Deze beslissing is op 7 oktober 2025 gegeven door:
mr. E. van den Brink, voorzitter,
mr. C.P.E. Meewisse en C.C.J. Maas-van Es, rechters,
in tegenwoordigheid van mr. M. Cordia, griffier,
en in het openbaar uitgesproken op 7 oktober 2025.
De jongste rechter is niet
in de gelegenheid te tekenen.
Tegen deze beslissing staat voor de klager beroep in cassatie bij de Hoge Raad open, in te stellen bij de griffie van deze rechtbank, binnen veertien (14) dagen na betekening van deze beslissing.

Voetnoten

1.Dr. Ian Dunbar’s Dog Bite Scale - An assessment of the severity of biting problems based on an objective evaluation of wound pathology. Level 5. Multiple-bite incident with at least two Level 4 bites (one to four punctures from a single bite with at least one puncture deeper than half the length of the dog’s canine teeth. May also have deep bruising around the wound (dog held on for N seconds and bore down) or lacerations in both directions (dog held on and shook its head from side to side) or multiple-attack incident with at least one Level 4 bite in each. Level 6. Victim dead. The above list concerns unpleasant behavior and so, to add perspective: Level 5 and 6: The dog is extremely dangerous and mutilates. The dog is simply not safe around people.

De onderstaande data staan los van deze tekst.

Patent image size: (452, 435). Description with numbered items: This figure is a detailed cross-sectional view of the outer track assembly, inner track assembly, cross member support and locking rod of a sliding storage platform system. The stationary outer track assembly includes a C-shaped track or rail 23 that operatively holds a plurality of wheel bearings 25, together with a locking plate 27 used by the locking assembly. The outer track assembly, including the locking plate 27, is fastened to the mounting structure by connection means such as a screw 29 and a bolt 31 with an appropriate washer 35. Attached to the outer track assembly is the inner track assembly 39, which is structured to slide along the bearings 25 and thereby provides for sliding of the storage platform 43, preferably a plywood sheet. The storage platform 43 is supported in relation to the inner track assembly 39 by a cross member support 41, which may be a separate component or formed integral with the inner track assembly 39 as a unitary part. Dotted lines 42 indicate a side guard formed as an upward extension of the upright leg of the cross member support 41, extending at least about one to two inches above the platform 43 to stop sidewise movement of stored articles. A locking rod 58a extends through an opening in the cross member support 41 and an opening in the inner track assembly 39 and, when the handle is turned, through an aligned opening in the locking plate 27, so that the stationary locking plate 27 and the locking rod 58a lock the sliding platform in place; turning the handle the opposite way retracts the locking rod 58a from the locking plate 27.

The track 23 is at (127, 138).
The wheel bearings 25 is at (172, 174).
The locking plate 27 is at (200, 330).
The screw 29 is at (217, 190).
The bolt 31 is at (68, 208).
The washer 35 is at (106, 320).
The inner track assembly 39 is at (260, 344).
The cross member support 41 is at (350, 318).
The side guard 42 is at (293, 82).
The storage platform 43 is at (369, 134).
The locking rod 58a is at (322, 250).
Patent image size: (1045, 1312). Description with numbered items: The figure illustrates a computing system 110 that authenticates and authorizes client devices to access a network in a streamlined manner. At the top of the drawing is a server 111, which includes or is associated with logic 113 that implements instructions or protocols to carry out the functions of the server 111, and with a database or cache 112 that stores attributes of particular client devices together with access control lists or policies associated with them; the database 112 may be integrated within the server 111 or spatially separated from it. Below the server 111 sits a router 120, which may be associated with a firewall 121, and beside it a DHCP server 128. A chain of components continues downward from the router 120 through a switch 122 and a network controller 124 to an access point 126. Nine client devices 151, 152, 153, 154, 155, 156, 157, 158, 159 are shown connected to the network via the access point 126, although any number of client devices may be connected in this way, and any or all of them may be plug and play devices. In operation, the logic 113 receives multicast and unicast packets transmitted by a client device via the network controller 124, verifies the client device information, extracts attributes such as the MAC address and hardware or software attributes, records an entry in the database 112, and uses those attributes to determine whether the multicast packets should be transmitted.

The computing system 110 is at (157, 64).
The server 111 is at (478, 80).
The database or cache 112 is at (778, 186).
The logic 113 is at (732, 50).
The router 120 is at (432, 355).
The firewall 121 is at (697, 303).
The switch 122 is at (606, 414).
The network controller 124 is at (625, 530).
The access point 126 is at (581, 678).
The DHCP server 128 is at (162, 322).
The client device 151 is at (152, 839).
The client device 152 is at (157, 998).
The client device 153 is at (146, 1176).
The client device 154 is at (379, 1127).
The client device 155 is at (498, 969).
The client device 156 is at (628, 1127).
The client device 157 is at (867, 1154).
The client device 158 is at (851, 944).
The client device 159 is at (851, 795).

I recommend euthanasia because the quality of life is so poor for dogs that have to live out their lives in solitary confinement.

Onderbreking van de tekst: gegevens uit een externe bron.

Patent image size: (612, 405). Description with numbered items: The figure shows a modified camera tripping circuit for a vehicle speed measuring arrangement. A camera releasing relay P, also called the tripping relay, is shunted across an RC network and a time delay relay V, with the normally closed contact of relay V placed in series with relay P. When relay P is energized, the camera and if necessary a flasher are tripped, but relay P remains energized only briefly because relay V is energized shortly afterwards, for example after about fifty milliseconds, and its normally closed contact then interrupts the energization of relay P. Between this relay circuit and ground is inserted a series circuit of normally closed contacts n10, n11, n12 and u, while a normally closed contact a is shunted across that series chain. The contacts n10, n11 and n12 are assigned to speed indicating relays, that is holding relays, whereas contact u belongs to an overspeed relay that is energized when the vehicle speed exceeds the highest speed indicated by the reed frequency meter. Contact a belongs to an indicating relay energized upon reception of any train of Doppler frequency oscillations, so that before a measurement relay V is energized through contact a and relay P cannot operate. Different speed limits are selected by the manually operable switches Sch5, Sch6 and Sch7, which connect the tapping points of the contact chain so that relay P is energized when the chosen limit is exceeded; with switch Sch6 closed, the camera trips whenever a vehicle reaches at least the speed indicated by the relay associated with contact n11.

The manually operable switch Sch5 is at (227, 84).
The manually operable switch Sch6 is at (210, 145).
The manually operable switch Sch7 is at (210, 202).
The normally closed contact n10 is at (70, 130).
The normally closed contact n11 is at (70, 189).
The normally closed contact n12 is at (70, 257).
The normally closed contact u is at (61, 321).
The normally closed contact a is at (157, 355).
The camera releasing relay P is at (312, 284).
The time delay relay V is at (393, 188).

2.Hoge Raad 28 september 2010, ECLI:NL:HR:2010:BL2823.
3.Hoge Raad 15 juli 2025, ECLI:NL:HR:2025:1121.
4.Hoge Raad 31 januari 2023, ECLI:NL:HR:2023:128.
5.Hoge Raad 31 januari 2023, ECLI:NL:HR:2023:81.
6.Vgl. Hoge Raad 18 april 2023, ECLI:NL:HR:2023:470.
7.Vgl. Rechtbank Gelderland 20 november 2024, ECLI:NL:RBGEL:2024:8518.